Caso marò, perché l'India non scherza

23/03/2013  La "Caporetto diplomatica" sul caso dei marò Latorre e Girone mostra che è nato un mondo nuovo, con nuovi Paesi a dettare le regole.

La tragicomica vicenda dei marò Latorre e Girone, che in India sono assassini e in Italia martiri e intanto vengono spediti dall'uno all'altro Governo come pacchi postali, e la relativa "Caporetto diplomatica" italiana di cui ormai tutti parlano, ha tante spiegazioni parziali: le ambizioni di questo o quello, le rivalità nel Ministero, il progressivo sfrangiamento del Governo Monti, la confusione generale che regna nei palazzi della politica.

Ma sono, appunto, spiegazioni parziali. A noi pare invece che nel braccio di ferro tra Italia e India sia plasticamente rappresentato lo spostamento di equilibrio politico cui il pianeta intero è stato sottoposto negli due decenni, cioè nel periodo in cui Paesi come Brasile, Cina e India sono passati con un balzo dal sottosviluppo al massimo sviluppo. L’India per le cui carestie si organizzavano regolari collette quand’eravamo ragazzi, vanta oggi il quinto Prodotto interno lordo del mondo per valore assoluto (4.421 trilioni di dollari nel 2011) e un ruolo strategico (basta pensare ai suoi vicini Cina, Pakistan, Afghanistan…) di enorme significato.
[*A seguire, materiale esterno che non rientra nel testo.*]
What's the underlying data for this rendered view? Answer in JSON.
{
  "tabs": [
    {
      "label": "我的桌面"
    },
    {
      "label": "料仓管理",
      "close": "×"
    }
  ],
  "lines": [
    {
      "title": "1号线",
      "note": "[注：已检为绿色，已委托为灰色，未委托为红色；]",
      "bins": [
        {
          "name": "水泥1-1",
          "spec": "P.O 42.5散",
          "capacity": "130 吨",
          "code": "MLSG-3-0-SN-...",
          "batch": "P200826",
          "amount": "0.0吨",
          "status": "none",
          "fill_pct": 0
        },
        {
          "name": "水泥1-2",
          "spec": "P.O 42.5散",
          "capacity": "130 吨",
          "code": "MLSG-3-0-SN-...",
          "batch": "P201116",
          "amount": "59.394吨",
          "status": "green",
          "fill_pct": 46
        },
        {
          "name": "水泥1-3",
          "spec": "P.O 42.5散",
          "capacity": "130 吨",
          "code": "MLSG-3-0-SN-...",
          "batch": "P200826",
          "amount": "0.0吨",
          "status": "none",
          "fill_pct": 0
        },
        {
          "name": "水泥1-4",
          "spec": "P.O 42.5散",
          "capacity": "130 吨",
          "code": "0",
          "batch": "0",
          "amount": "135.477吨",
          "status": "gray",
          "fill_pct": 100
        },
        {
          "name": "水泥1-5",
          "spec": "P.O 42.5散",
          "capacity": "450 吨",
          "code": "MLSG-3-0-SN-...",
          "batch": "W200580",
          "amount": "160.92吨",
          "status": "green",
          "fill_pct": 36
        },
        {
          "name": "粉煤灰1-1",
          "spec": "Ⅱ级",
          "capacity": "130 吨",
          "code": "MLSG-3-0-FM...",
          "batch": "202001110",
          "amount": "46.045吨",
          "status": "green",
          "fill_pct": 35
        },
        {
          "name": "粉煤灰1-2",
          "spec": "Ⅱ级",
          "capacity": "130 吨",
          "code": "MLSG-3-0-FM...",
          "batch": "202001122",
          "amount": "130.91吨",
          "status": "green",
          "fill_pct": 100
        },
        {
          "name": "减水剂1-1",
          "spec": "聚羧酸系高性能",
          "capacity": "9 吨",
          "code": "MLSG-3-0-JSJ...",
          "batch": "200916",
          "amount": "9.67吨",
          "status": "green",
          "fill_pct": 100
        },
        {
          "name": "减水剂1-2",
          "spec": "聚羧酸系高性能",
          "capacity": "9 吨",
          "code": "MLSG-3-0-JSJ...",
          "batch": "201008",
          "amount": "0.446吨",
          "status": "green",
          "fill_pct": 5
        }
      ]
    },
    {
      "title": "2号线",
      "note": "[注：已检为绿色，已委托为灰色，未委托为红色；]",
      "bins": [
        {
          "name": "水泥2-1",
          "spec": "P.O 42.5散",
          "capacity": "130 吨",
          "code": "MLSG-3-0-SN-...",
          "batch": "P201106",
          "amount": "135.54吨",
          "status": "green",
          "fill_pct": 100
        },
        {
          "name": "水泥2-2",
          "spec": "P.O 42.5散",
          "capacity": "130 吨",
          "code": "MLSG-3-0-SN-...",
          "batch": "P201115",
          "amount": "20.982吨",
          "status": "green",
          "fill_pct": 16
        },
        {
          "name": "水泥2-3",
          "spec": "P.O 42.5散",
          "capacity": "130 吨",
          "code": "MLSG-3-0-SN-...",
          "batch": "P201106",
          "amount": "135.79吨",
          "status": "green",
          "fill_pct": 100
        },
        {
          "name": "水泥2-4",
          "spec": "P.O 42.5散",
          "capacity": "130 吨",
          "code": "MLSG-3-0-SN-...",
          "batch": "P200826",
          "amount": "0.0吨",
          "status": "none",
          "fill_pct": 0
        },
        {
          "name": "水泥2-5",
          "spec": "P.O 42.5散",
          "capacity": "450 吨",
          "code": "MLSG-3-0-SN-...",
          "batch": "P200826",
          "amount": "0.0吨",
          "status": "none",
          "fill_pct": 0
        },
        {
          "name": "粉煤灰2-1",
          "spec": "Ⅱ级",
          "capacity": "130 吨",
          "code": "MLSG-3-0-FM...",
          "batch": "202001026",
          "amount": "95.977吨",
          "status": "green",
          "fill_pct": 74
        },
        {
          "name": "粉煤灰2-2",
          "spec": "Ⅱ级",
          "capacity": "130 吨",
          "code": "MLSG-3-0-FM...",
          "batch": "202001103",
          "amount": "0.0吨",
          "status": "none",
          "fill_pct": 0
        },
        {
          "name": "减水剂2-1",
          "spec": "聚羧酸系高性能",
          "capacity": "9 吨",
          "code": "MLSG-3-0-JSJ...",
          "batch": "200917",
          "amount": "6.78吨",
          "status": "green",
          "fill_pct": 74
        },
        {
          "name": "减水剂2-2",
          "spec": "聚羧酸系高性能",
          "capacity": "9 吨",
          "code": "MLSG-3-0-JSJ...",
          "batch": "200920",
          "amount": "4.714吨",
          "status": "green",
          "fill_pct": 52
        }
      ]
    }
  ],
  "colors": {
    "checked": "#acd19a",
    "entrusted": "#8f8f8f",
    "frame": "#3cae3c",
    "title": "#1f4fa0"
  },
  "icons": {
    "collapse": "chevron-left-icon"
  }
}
Sono quei Paesi, oggi, i giganti. Sono loro i pezzo grossi, i "bulli del quartiere". Non certo l’Italia. Sgradevole verità ma pur sempre verità. Dimenticarlo serve tutt’al più a consolarci. Ricordarlo serve invece a valutare meglio successi e insuccessi e a riflettere su quanto ci costi, in ogni senso, l’assenza anche solo di un abbozzo di politica estera comune all’Europa. Il 2012 ci ha dato la perfetta rappresentazione di un continente che, sia pure tra mille difficoltà e polemiche, riesce comunque a compattarsi intorno alla moneta unica ma è rapido a dividersi su qualunque altra questione, dalla politica fiscale alla strategia di difesa. Mentre solo l’unione, nel quartiere chiamato mondo dove i bulli sono più numerosi e più aggressivi di prima, potrebbe fare la forza. E la forza, alla lunga, tramutarsi in potenza anche economica.

Quello che davvero stupisce, però, è che sia proprio un Paese come l'Italia a mostrare di non aver capito fino in fondo quanto sia cambiato il mondo. Ci sono ormai 400 imprese italiane attive in India. Per quanto riguarda gli investimenti diretti in India, l'Italia è il settimo tra i Paesi della Ue e il 17° a livello mondiale. Entro il 2015, l'interscambio commerciale Italia-India dovrebbe raggiungere un valore di 15 miliardi di euro.Per anni, fino alla grande crisi globale esplosa nel 2008-2009, l'Italia è stato il terzo approdo(dopo Germania e Gran Bretagna) degli investimenti indiani in Europa.

Questo ovviamente non significa che l'India possa dettarci la legge, farsi consegnare chi le pare. Vuol però dire che si tratta di un Paese che ha conquistato un rilievo internazionale a cui non vuole e non può rinunciare. Un Paese con cui è meglio (ed è pure giusto) non scherzare, annullando patti già sottoscritti e, di fatto, sfidandolo di fronte al mondo. Si è visto com'è finita: gli umiliati ora siamo noi, non loro. A dispetto di un "caso" affatto chiarito, di un'indagine confusa, di norme del diritto internazionale stiracchiate qua e là, di un tribunale "speciale" abbastanza imperscrutabile che sarà chiamato a processare i due soldati italiani.